By December 2015, Anton Zeilinger and co. were able to close the communication and fair-sampling loopholes in a single test with a 1-in-2-octillion chance of error, using a different experimental setup from Hanson’s. In fact, Zeilinger’s team actually closed three loopholes including the freedom-of-choice loophole. According to Merali, this is “the possibility that hidden variables could somehow manipulate the experimenters’ choices of what properties to measure, tricking them into thinking quantum theory is correct”.
But at the time Hanson et al announced their result, Matthew Leifer, a physicist the Perimeter Institute in Canada, told Nature News (in the same report) that because “we can never prove that [the converse of freedom of choice] is not the case, … it’s fair to say that most physicists don’t worry too much about this.”
We haven’t gone into much detail about Bell’s inequalities themselves but if our goal is to understand why Aspect and Zeilinger, and Clauser too, deserve to win a Nobel Prize, it’s because of the ingenious tests they devised to test Bell’s, and Einstein’s, ideas and the implications of what they’ve found in the process.
For example, Bell crafted his test of the EPR paradox in the form of a ‘no-go theorem’: if it satisfied certain conditions, a theory was designated non-local, like quantum mechanics; if it didn’t satisfy all those conditions, the theory be classified as local, like Einstein’s special relativity. So Bell tests are effectively gatekeepers that can attest whether or not a theory – or a system – is behaving in a quantum way and each loophole is like an attempt to hack the attestation process.

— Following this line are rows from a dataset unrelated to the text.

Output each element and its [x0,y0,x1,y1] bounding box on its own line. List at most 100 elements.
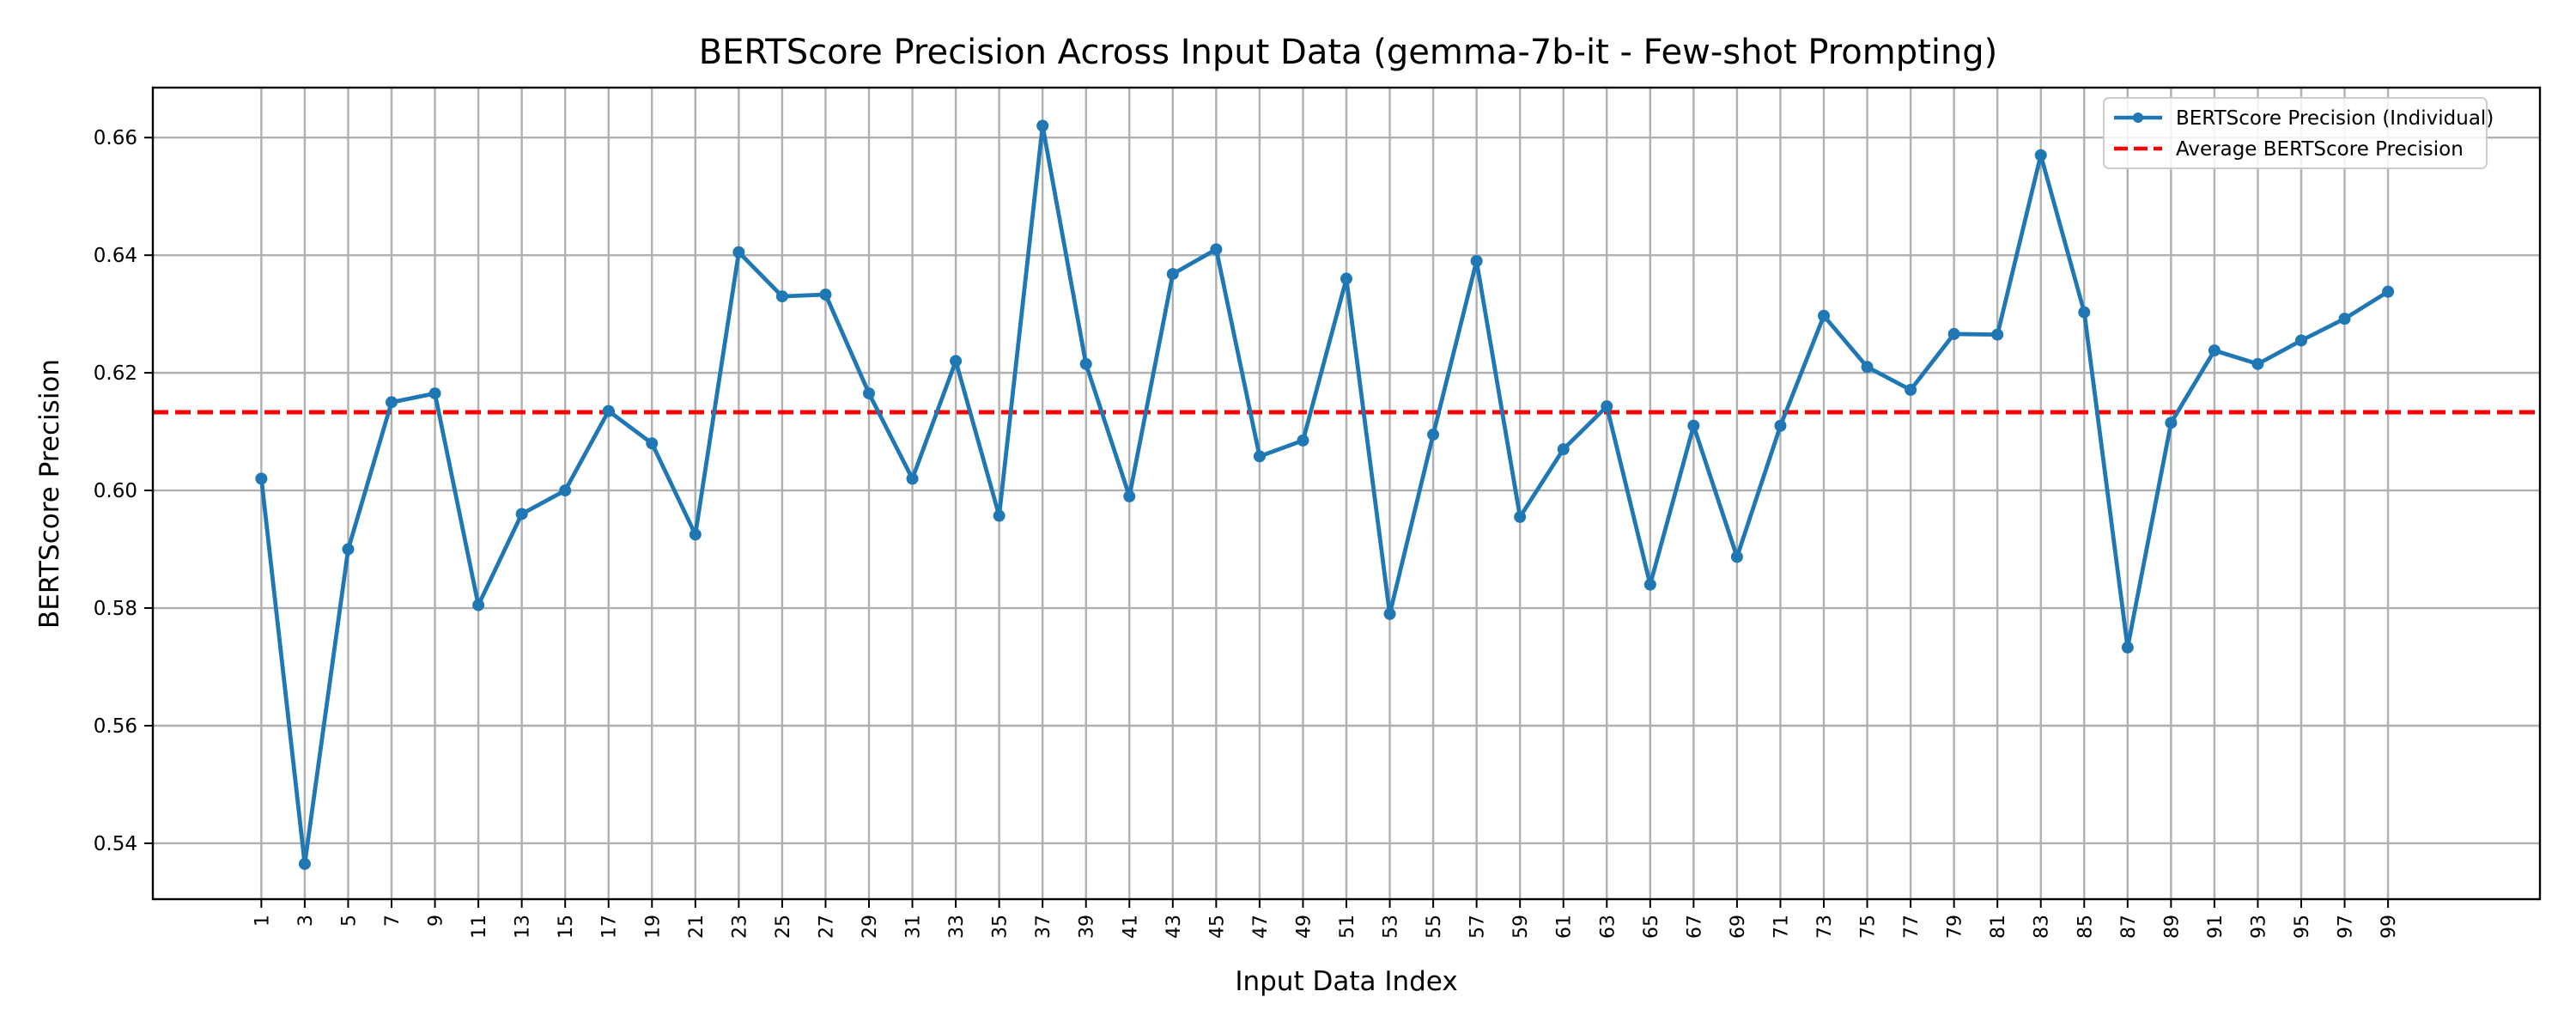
legend-box [2103,97,2488,169]
data-point [1643,578,1656,591]
data-point [2165,417,2178,429]
x-tick-label: 65 [1641,915,1662,939]
x-tick-label: 9 [426,915,447,927]
data-point [1166,268,1179,281]
data-point [255,472,268,485]
data-point [1557,443,1570,456]
x-tick-label: 19 [642,915,664,939]
data-point [472,599,485,611]
data-point [1036,119,1049,132]
data-point [1687,419,1700,432]
data-point [2251,357,2264,370]
y-tick-label: 0.60 [94,480,137,502]
x-tick-label: 49 [1293,915,1315,939]
legend-individual-label: BERTScore Precision (Individual) [2176,107,2494,130]
data-point [950,355,963,368]
data-point [646,437,659,450]
data-point [1861,361,1874,374]
data-point [1383,607,1396,620]
data-point [1991,328,2004,341]
data-point [1297,434,1309,447]
y-tick-label: 0.56 [94,715,137,738]
data-point [2078,306,2091,319]
y-tick-label: 0.54 [94,833,137,855]
data-point [2295,334,2307,347]
y-tick-label: 0.62 [94,362,137,385]
x-axis-label: Input Data Index [1235,966,1457,997]
x-tick-label: 41 [1120,915,1141,939]
data-point [1340,272,1352,285]
x-tick-label: 31 [903,915,925,939]
x-tick-label: 25 [773,915,794,939]
data-point [559,484,572,497]
data-point [1123,490,1136,502]
x-tick-label: 55 [1424,915,1445,939]
data-point [1470,255,1483,268]
legend-average-label: Average BERTScore Precision [2176,138,2464,161]
data-point [689,528,702,541]
x-tick-label: 39 [1077,915,1098,939]
x-tick-label: 37 [1033,915,1054,939]
x-tick-label: 27 [816,915,837,939]
x-tick-label: 87 [2118,915,2140,939]
x-tick-label: 97 [2336,915,2357,939]
x-tick-label: 35 [990,915,1012,939]
data-point [515,508,528,520]
series-line-individual [259,124,2390,867]
x-tick-label: 15 [556,915,577,939]
grid-lines [153,88,2540,899]
x-tick-label: 3 [295,915,317,927]
x-tick-label: 1 [252,915,273,927]
series-layer [255,119,2395,870]
x-axis-ticks: 1 3 5 7 9 11 13 15 17 19 21 23 25 27 29 31 33 35 37 39 41 43 4… [252,899,2400,939]
data-point [2208,344,2221,357]
x-tick-label: 23 [729,915,750,939]
data-point [386,396,398,409]
x-tick-label: 89 [2161,915,2183,939]
data-point [993,509,1005,522]
x-tick-label: 45 [1206,915,1228,939]
x-tick-label: 93 [2248,915,2269,939]
data-point [342,543,355,556]
data-point [1427,429,1440,441]
chart-title: BERTScore Precision Across Input Data (g… [699,33,1998,72]
data-point [1514,510,1527,523]
x-tick-label: 63 [1597,915,1619,939]
data-point [1079,357,1092,370]
x-tick-label: 17 [599,915,621,939]
x-tick-label: 73 [1814,915,1836,939]
x-tick-label: 21 [686,915,708,939]
x-tick-label: 29 [860,915,881,939]
x-tick-label: 43 [1163,915,1185,939]
x-tick-label: 71 [1771,915,1792,939]
data-point [732,246,745,258]
data-point [775,290,788,303]
x-tick-label: 91 [2205,915,2227,939]
x-tick-label: 81 [1988,915,2009,939]
y-tick-label: 0.58 [94,598,137,620]
x-tick-label: 51 [1337,915,1358,939]
x-tick-label: 53 [1381,915,1402,939]
data-point [1601,400,1613,413]
x-tick-label: 7 [382,915,404,927]
x-tick-label: 47 [1250,915,1272,939]
x-tick-label: 69 [1728,915,1749,939]
legend: BERTScore Precision (Individual) Average… [2103,97,2494,169]
data-point [298,857,311,870]
x-tick-label: 83 [2032,915,2053,939]
data-point [819,289,832,301]
data-point [1818,309,1830,322]
x-tick-label: 79 [1945,915,1966,939]
x-tick-label: 99 [2379,915,2400,939]
y-axis-label: BERTScore Precision [34,359,65,629]
data-point [2382,285,2395,298]
x-tick-label: 33 [946,915,968,939]
x-tick-label: 75 [1858,915,1880,939]
y-axis-ticks: 0.54 0.56 0.58 0.60 0.62 0.64 0.66 [94,127,153,855]
x-tick-label: 59 [1510,915,1532,939]
x-tick-label: 11 [469,915,490,939]
data-point [1774,419,1787,432]
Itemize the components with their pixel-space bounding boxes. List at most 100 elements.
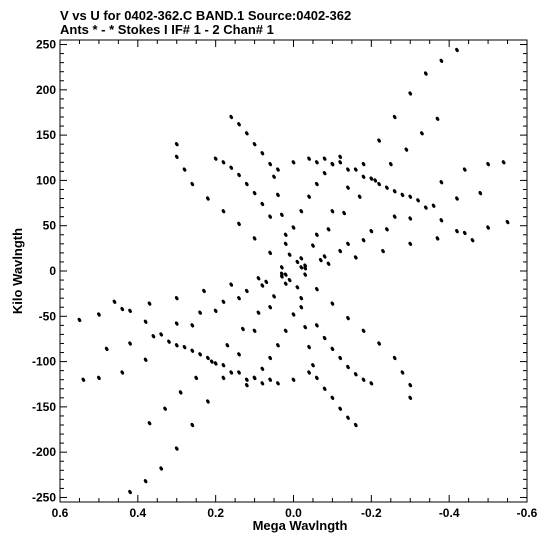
uv-point — [268, 161, 272, 167]
uv-point — [244, 131, 249, 136]
uv-point — [315, 375, 319, 381]
uv-point — [128, 489, 132, 495]
uv-point — [283, 241, 288, 246]
uv-point — [435, 236, 440, 241]
uv-point — [163, 406, 167, 411]
uv-point — [206, 399, 210, 404]
uv-point — [392, 189, 397, 194]
uv-point — [346, 315, 350, 321]
uv-point — [276, 343, 280, 348]
uv-point — [416, 198, 420, 203]
uv-point — [283, 281, 288, 286]
uv-point — [213, 308, 218, 314]
y-tick-label: 150 — [36, 128, 56, 142]
uv-point — [237, 370, 241, 375]
uv-point — [280, 271, 284, 276]
uv-point — [202, 288, 206, 294]
uv-point — [330, 395, 335, 400]
uv-point — [357, 194, 362, 199]
uv-point — [276, 167, 280, 172]
uv-point — [322, 335, 327, 341]
uv-point — [198, 310, 202, 315]
y-tick-label: -250 — [32, 490, 56, 504]
uv-point — [237, 172, 241, 178]
uv-point — [315, 160, 319, 165]
x-tick-label: 0.0 — [285, 506, 302, 520]
y-tick-label: -150 — [32, 400, 56, 414]
uv-point — [478, 190, 483, 196]
uv-point — [408, 91, 413, 96]
uv-point — [167, 339, 171, 344]
uv-point — [470, 238, 475, 243]
uv-point — [229, 165, 234, 170]
uv-point — [81, 377, 86, 382]
uv-point — [283, 328, 288, 333]
uv-point — [408, 241, 413, 246]
uv-point — [237, 296, 241, 301]
y-tick-label: 100 — [36, 173, 56, 187]
uv-point — [237, 221, 241, 227]
uv-point — [120, 370, 125, 375]
uv-point — [194, 375, 199, 381]
uv-point — [237, 122, 241, 127]
x-tick-label: -0.4 — [439, 506, 460, 520]
uv-point — [174, 154, 179, 160]
uv-point — [120, 306, 125, 312]
uv-point — [252, 142, 257, 147]
uv-point — [369, 228, 374, 234]
uv-point — [404, 147, 409, 152]
uv-point — [143, 479, 148, 484]
uv-point — [307, 194, 311, 199]
uv-point — [229, 282, 234, 287]
uv-point — [147, 421, 152, 426]
uv-point — [342, 210, 346, 216]
plot-frame — [59, 39, 528, 503]
uv-point — [330, 346, 335, 352]
uv-point — [338, 154, 343, 160]
uv-point — [424, 71, 428, 76]
uv-point — [373, 178, 378, 183]
uv-point — [318, 257, 323, 263]
uv-point — [439, 218, 444, 223]
uv-point — [346, 241, 350, 246]
uv-point — [244, 382, 249, 388]
uv-point — [392, 214, 397, 219]
uv-point — [400, 192, 405, 198]
uv-point — [252, 236, 257, 241]
uv-point — [408, 194, 413, 199]
uv-point — [299, 256, 304, 261]
uv-point — [346, 167, 350, 172]
uv-point — [174, 321, 179, 326]
uv-point — [424, 205, 428, 210]
y-tick-label: 0 — [49, 264, 56, 278]
uv-point — [303, 272, 307, 277]
uv-point — [143, 319, 148, 324]
uv-point — [147, 301, 152, 306]
uv-point — [174, 446, 179, 451]
uv-point — [159, 466, 163, 471]
chart-title-line1: V vs U for 0402-362.C BAND.1 Source:0402… — [60, 8, 351, 23]
uv-point — [346, 415, 350, 420]
uv-point — [338, 248, 343, 254]
uv-point — [369, 176, 374, 181]
uv-point — [287, 252, 292, 257]
uv-point — [315, 232, 319, 237]
uv-point — [190, 348, 195, 353]
uv-point — [190, 422, 195, 428]
uv-point — [229, 370, 234, 375]
uv-point — [455, 228, 459, 234]
uv-point — [128, 341, 132, 346]
uv-point — [307, 156, 311, 161]
x-tick-label: 0.6 — [52, 506, 69, 520]
uv-point — [295, 285, 300, 290]
uv-point — [260, 366, 265, 371]
uv-point — [252, 190, 257, 196]
uv-point — [315, 181, 319, 187]
uv-point — [221, 375, 226, 381]
x-tick-label: 0.2 — [207, 506, 224, 520]
uv-point — [408, 216, 413, 221]
uv-point — [276, 192, 280, 198]
uv-point — [315, 323, 319, 328]
uv-point — [221, 299, 226, 304]
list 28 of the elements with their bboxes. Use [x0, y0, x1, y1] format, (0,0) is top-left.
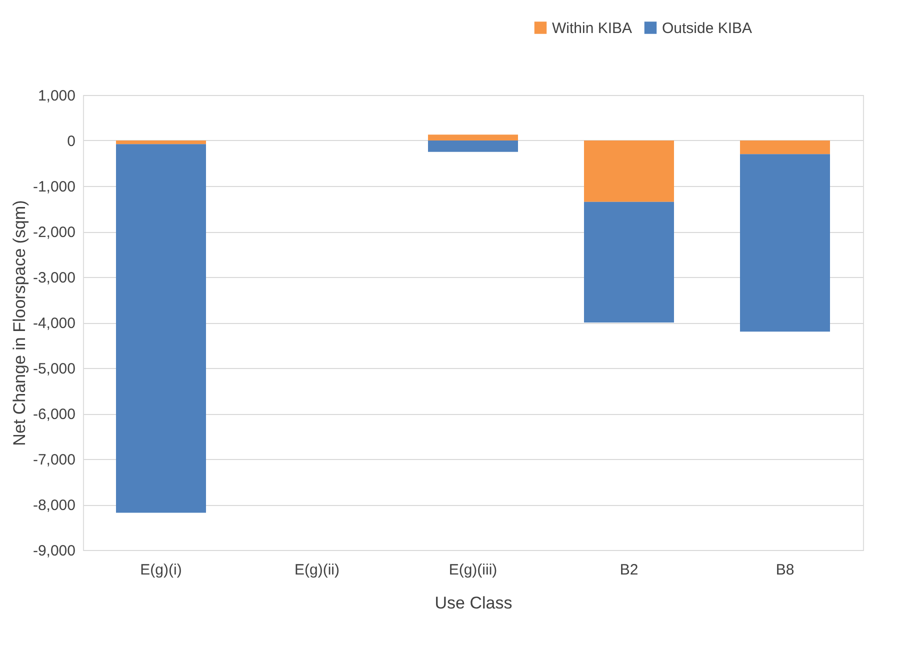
bar — [428, 134, 518, 140]
x-tick-label: B2 — [620, 562, 638, 578]
y-tick-label: -5,000 — [32, 360, 76, 378]
x-tick-label: E(g)(ii) — [294, 562, 340, 578]
x-tick-label: E(g)(i) — [140, 562, 182, 578]
legend-label: Within KIBA — [552, 20, 632, 37]
x-axis-title: Use Class — [434, 594, 512, 612]
y-tick-label: -7,000 — [32, 452, 76, 468]
y-tick-label: -4,000 — [32, 315, 76, 332]
y-tick-label: 0 — [67, 133, 76, 150]
y-axis-title: Net Change in Floorspace (sqm) — [10, 200, 29, 446]
x-tick-label: E(g)(iii) — [448, 562, 498, 578]
bar — [740, 154, 830, 332]
y-tick-label: -1,000 — [32, 178, 76, 196]
bar — [116, 144, 206, 513]
bar — [584, 140, 674, 202]
y-tick-label: -6,000 — [32, 406, 76, 423]
y-tick-label: -2,000 — [32, 224, 76, 241]
legend-label: Outside KIBA — [662, 20, 752, 37]
bar — [116, 140, 206, 144]
bar — [584, 202, 674, 322]
y-tick-label: -9,000 — [32, 542, 76, 560]
bar — [428, 140, 518, 152]
y-tick-label: 1,000 — [38, 88, 76, 104]
y-tick-label: -8,000 — [32, 497, 76, 514]
bar — [740, 140, 830, 154]
y-tick-label: -3,000 — [32, 270, 76, 286]
x-tick-label: B8 — [776, 562, 794, 578]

In 1991, Artur Ekert, who would later be acknowledged as one of the inventors of quantum cryptography, realised this perspective could have applications in securing communications. Engineers could encode information in entangled particles, send them to remote locations, and allow detectors there to communicate with each other securely by observing these particles and decoding the information. The engineers can then perform Bell tests to determine if anyone might be eavesdropping on these communications using one or some of the loopholes.